Fuel tank explosions, uncommon as they are, are not unprecedented. According to Christine Negroni there have been at least 26 such explosions of one form or another, on both civilian and military aircraft. Most occurred in the 1960s or 1970s, and they’ll be rarer still now that the FAA has mandated tougher wiring inspections and the installation of nitrogen inerting systems for empty tanks. A tank explosion once destroyed a Thai Airways 737 parked at the gate in Bangkok, killing a flight attendant.

crash Flight 800 plane crash  accidents aviation

The full report on flight 800 is long and daunting, but among the more compelling bits of evidence is this: according to the black boxes, there had been intermittent problems affecting the plane’s cockpit voice recorder and number four (the 747 has four engines) fuel-flow indicators just minutes before the crash. These anomalies would seem unrelated, but it so happens the wire bundle to both components passes just above the center fuel tank, and is the same wire bundle suspected of having caused the explosion (investigators found the wires crimped and cracked, and suspect they’d been damaged during repairs that had taken place two weeks prior). The problems with the gauge and the CVR were consistent with the wires short-circuiting, and this short-circuit would ignite the fuel vapors moments later. This is about at close to a smoking gun as you’ll get. Additionally, there had been water leaks reported in and around the center section galley in the days leading up to the crash. This galley sits directly on top of the wire bundle.

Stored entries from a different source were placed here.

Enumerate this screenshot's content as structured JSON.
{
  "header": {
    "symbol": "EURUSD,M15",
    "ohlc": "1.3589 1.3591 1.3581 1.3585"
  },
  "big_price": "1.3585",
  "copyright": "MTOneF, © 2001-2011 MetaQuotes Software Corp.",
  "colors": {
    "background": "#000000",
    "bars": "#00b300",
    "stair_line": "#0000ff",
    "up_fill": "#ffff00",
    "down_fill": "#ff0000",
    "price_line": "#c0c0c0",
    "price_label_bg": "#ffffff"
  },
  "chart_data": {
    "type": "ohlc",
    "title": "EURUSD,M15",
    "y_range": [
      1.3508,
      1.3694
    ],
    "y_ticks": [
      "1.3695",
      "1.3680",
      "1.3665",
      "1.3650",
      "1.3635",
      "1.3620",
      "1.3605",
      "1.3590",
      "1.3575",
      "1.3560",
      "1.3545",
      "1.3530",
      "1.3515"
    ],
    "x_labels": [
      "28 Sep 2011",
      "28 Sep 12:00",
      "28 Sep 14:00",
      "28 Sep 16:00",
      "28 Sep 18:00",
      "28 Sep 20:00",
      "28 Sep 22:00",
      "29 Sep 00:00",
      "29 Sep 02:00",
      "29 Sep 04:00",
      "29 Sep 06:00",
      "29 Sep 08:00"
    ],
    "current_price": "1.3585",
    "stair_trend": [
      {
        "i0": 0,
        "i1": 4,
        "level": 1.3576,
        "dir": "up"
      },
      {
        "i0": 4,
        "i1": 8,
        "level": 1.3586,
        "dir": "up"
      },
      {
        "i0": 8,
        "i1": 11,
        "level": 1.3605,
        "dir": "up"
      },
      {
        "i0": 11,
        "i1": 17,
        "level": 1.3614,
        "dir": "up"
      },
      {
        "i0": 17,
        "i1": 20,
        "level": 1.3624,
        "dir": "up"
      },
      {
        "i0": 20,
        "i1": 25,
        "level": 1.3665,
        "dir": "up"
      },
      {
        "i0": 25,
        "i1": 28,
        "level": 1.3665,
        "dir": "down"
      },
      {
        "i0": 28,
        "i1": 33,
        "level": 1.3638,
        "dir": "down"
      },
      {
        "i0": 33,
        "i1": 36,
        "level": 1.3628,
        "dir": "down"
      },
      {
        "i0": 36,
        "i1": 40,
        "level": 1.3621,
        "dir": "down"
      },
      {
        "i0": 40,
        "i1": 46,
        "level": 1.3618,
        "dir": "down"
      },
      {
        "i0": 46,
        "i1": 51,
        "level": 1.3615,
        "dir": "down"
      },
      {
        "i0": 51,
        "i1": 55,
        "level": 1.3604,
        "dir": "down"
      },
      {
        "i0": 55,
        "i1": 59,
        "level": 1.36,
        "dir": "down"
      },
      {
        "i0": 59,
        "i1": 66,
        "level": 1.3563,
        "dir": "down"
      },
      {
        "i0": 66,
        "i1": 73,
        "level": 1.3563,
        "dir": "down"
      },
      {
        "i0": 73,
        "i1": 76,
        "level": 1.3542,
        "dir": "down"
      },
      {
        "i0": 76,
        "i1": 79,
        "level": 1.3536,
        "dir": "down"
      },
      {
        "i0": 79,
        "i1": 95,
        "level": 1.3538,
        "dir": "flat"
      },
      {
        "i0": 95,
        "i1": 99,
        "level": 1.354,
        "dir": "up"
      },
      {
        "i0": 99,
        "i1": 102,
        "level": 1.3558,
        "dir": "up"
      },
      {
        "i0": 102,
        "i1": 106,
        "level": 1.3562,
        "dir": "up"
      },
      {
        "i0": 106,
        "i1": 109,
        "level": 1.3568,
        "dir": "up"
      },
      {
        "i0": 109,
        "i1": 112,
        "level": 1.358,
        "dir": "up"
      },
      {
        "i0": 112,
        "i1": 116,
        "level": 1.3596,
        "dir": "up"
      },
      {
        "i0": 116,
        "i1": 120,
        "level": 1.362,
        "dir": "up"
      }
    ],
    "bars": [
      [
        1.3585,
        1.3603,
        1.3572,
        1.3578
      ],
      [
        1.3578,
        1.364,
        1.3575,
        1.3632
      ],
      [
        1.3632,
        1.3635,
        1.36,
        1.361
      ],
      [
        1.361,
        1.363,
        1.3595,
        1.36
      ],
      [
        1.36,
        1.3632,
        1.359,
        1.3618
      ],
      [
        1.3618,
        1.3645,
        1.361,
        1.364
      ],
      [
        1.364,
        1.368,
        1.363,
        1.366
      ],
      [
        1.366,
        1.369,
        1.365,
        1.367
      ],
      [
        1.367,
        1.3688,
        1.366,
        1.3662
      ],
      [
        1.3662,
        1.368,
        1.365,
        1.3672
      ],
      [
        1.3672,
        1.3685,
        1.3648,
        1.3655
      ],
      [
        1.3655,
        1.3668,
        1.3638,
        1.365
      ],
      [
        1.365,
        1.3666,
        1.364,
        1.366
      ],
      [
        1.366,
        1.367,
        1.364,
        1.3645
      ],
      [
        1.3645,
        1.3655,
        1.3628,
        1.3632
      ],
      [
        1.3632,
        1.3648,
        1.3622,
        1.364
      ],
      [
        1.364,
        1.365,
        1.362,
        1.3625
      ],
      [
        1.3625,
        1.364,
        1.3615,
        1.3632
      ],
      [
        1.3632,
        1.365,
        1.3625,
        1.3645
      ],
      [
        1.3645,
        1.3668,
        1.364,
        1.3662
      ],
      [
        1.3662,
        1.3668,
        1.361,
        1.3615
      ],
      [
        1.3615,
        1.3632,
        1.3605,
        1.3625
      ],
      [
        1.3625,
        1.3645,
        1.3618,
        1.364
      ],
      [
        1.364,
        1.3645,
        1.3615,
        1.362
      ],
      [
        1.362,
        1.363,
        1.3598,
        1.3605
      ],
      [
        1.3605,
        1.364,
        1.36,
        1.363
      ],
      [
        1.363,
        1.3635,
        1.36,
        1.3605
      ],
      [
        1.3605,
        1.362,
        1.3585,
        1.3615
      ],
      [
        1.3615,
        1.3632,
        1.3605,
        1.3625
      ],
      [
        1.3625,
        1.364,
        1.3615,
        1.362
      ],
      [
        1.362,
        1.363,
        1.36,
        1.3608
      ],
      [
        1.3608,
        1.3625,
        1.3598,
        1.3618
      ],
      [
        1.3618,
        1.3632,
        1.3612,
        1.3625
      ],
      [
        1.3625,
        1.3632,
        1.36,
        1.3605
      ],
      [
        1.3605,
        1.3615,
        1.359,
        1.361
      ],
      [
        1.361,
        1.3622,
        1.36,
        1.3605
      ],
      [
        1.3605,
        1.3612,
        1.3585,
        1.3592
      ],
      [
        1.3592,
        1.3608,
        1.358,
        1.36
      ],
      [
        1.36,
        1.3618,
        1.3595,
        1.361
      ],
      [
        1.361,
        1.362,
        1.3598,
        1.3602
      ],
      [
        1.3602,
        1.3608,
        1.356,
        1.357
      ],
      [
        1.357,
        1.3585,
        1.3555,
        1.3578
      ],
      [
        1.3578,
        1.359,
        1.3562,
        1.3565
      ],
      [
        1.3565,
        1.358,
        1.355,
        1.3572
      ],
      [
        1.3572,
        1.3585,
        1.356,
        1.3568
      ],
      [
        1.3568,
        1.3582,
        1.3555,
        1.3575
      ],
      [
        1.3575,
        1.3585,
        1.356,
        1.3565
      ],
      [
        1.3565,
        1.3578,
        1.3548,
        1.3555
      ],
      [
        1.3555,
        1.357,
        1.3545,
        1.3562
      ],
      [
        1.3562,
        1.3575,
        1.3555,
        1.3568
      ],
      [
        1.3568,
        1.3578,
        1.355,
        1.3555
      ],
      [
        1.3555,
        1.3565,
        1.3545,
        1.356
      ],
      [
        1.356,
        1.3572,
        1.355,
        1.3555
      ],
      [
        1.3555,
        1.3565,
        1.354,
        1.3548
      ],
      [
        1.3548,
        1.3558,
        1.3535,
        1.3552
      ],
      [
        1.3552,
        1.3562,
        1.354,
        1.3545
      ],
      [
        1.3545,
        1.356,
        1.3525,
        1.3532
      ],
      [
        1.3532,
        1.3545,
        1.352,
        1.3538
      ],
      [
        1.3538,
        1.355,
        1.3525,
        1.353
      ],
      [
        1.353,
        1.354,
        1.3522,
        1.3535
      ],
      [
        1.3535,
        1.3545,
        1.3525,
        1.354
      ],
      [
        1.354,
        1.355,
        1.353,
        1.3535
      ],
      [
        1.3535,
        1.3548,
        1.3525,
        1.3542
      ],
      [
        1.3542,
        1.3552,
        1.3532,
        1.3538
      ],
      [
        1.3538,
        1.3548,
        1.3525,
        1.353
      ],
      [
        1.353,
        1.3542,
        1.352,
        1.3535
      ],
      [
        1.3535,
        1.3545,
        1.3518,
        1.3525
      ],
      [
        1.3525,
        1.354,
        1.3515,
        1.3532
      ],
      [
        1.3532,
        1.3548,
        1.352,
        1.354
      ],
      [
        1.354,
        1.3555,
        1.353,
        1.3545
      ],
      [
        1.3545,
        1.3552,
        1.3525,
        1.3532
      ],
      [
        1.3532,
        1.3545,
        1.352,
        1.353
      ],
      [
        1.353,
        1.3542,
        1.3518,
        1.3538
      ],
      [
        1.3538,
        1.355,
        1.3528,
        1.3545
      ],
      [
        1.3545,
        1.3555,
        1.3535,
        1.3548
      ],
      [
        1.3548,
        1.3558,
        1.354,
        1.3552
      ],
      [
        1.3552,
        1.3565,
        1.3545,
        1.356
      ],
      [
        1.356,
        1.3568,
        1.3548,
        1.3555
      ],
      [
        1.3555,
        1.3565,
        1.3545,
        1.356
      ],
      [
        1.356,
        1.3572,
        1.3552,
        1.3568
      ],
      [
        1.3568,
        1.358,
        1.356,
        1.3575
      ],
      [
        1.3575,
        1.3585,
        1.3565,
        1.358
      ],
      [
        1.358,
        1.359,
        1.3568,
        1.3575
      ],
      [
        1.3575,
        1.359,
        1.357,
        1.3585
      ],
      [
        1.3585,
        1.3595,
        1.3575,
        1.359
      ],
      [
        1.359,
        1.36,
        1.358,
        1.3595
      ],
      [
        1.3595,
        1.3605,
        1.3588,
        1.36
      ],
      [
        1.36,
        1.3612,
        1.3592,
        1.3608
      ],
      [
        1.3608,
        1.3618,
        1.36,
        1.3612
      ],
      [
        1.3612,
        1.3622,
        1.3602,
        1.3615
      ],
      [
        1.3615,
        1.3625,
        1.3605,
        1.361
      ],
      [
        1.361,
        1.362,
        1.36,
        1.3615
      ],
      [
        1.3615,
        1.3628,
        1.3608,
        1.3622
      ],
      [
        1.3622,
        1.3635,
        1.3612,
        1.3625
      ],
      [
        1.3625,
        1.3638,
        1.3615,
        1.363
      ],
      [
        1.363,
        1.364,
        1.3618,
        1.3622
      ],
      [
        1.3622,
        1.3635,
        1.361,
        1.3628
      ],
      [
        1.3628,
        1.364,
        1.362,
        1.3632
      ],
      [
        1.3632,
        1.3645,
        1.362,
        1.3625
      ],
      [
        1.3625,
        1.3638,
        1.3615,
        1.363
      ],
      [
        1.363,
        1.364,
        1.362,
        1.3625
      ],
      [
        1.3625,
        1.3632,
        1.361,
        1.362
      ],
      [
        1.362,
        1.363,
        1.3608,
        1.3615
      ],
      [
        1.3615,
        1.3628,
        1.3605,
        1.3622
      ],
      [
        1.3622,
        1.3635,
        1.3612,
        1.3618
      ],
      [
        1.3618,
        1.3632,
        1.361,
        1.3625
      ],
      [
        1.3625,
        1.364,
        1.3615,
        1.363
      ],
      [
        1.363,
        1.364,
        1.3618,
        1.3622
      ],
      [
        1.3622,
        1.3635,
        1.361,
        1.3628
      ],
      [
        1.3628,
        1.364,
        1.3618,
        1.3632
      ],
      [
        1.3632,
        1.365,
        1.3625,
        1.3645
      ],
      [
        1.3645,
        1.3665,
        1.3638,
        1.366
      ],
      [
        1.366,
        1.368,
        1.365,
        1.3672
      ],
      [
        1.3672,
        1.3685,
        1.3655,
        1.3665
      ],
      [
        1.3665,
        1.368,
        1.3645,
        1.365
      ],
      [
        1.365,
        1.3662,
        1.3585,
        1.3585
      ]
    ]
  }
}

Meanwhile, numerous witnesses claim to have to seen what looked like a missile streaking toward the 747. Or, that’s what they think they saw. What they likely were looking at was the outward trajectory of the explosion — flaming pieces of the airplane moving rapidly away from the initial blast. It’s very common for people to misinterpret the relative motion and other details of fast-moving things in the air, particularly when their attention is drawn to them suddenly — missiles, meteorites, airplanes. Many of the TWA eyewitnesses who heard something and then looked up, were 50-60 seconds behind the event due to speed of sound. Moreover, as any crash expert will tell you, eyewitness accounts in general are notoriously unreliable.

And beyond the wreckage forensics and witness testimony, accepting the friendly fire missile theory means we have to accept the idea of a complete, utterly seamless coverup that has lasted two decades. When the Navy accidentally shot down an Iran Air jet in 1988, killing 290 people, it took approximately five minutes for the truth to come out. Isn’t the idea of such an airtight conspiracy just a little bit unrealistic?